Konuşmasına izin verdiğini göstermek için parmaklarını biçimli dudaklardan çekti fakat Dea kararsızdı. Kalbine ve öpücüklerine sahip olan kişi Athena’ydı, Tenq ise gelecek vaatlerine sahipti, her ne kadar kendi kararı olmasa da… Bu durumda kime ihanet ediyordu? Yutkundu ama cevap veremedi. Tenq anlayacağını anlamıştı, derin bir nefes alıp bir adım geriledi. Kararını vererek Ganor’a döndü.

“Athena ölecek.”

Dea panikleyerek Tenq’in kolunu tutunca, kadın hırsla kolunu ondan çekti ve itti. “Öyle ya da böyle, o kadının bu gece ölmesini istiyorum.”

“Tenq! Bunu yapma!”

Tenq tokatlama niyetiyle elini kaldırdı ama kıyamayıp indirdi. “Seni benim elimden almasını izleyecek değilim. Askerler!”

“Eğer ona zarar verirsen, bu evlilik asla gerçekleşmez.”

Koşup gelen askerlere aldırmadan kahkaha atan Tenq çıldırmış gibi konuştu. “Bu evlilik gerçekleşecek sevgili eşim, sen ne yaparsan yap.” Sonra aklına gelmiş gibi Ganor’a döndü. “Şu hayvanı ne yapacağız.”

Ganor rahatça cevapladı. “Birini öldürmek için illa yaklaşmak gerekmiyor. Okçuları gönderdim, emrini bekliyorlar.”

Tenq daha da keyiflendi ve askerlere Dea’yı yakalamalarını ama zarar vermemelerini söyledi.

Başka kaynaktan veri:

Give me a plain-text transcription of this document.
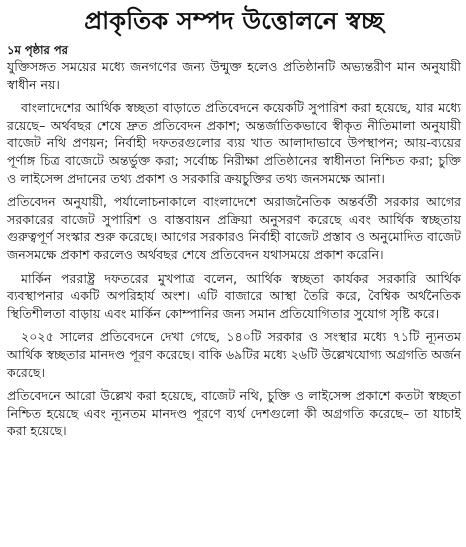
প্রাকৃতিক সম্পদ উত্তোলনে স্বচ্ছ
১ম পৃষ্ঠার পর

যুক্তিসঙ্গত সময়ের মধ্যে জনগণের জন্য উন্মুক্ত হলেও প্রতিষ্ঠানটি অভ্যন্তরীণ মান অনুযায়ী স্বাধীন নয়।

বাংলাদেশের আর্থিক স্বচ্ছতা বাড়াতে প্রতিবেদনে কয়েকটি সুপারিশ করা হয়েছে, যার মধ্যে রয়েছে– অর্থবছর শেষে দ্রুত প্রতিবেদন প্রকাশ; অন্তর্জাতিকভাবে স্বীকৃত নীতিমালা অনুযায়ী বাজেট নথি প্রণয়ন; নির্বাহী দফতরগুলোর ব্যয় খাত আলাদাভাবে উপস্থাপন; আয়-ব্যয়ের পূর্ণাঙ্গ চিত্র বাজেটে অন্তর্ভুক্ত করা; সর্বোচ্চ নিরীক্ষা প্রতিষ্ঠানের স্বাধীনতা নিশ্চিত করা; চুক্তি ও লাইসেন্স প্রদানের তথ্য প্রকাশ ও সরকারি ক্রয়চুক্তির তথ্য জনসমক্ষে আনা।

প্রতিবেদন অনুযায়ী, পর্যালোচনাকালে বাংলাদেশে অরাজনৈতিক অন্তর্বর্তী সরকার আগের সরকারের বাজেট সুপারিশ ও বাস্তবায়ন প্রক্রিয়া অনুসরণ করেছে এবং আর্থিক স্বচ্ছতায় গুরুত্বপূর্ণ সংস্কার শুরু করেছে। আগের সরকারও নির্বাহী বাজেট প্রস্তাব ও অনুমোদিত বাজেট জনসমক্ষে প্রকাশ করলেও অর্থবছর শেষে প্রতিবেদন যথাসময়ে প্রকাশ করেনি।

মার্কিন পররাষ্ট্র দফতরের মুখপাত্র বলেন, আর্থিক স্বচ্ছতা কার্যকর সরকারি আর্থিক ব্যবস্থাপনার একটি অপরিহার্য অংশ। এটি বাজারে আস্থা তৈরি করে, বৈশ্বিক অর্থনৈতিক স্থিতিশীলতা বাড়ায় এবং মার্কিন কোম্পানির জন্য সমান প্রতিযোগিতার সুযোগ সৃষ্টি করে।

২০২৫ সালের প্রতিবেদনে দেখা গেছে, ১৪০টি সরকার ও সংস্থার মধ্যে ৭১টি ন্যূনতম আর্থিক স্বচ্ছতার মানদণ্ড পূরণ করেছে। বাকি ৬৯টির মধ্যে ২৬টি উল্লেখযোগ্য অগ্রগতি অর্জন করেছে।

প্রতিবেদনে আরো উল্লেখ করা হয়েছে, বাজেট নথি, চুক্তি ও লাইসেন্স প্রকাশে কতটা স্বচ্ছতা নিশ্চিত হয়েছে এবং ন্যূনতম মানদণ্ড পূরণে ব্যর্থ দেশগুলো কী অগ্রগতি করেছে– তা যাচাই করা হয়েছে।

Dea onu tutan kalabalığa karşı fazla direnemedi, üzüntüsünden yıkılmıştı. Çaresizce ikna etmeye çalışması da boşunaydı. Onu zorlukla tutan askerlerin ellerinden kurtulmak için debelenirken Tenq yaklaştı ve yüzüne doğru fısıldadı.

“Değerlini kurban olarak sunarken izlemeni sağlayacağım sevgili eşim. Böylece yerini hatırlamış olursun ve sorumluluklarını bilirsin.” Sonra doğruldu ve askerlere emir verdi. “Eşimi odamıza götürün ve çenenizi kapalı tutun.”

“Anne! Onlara zarar vermesine izin verirsen, hiçbirinize acımam.”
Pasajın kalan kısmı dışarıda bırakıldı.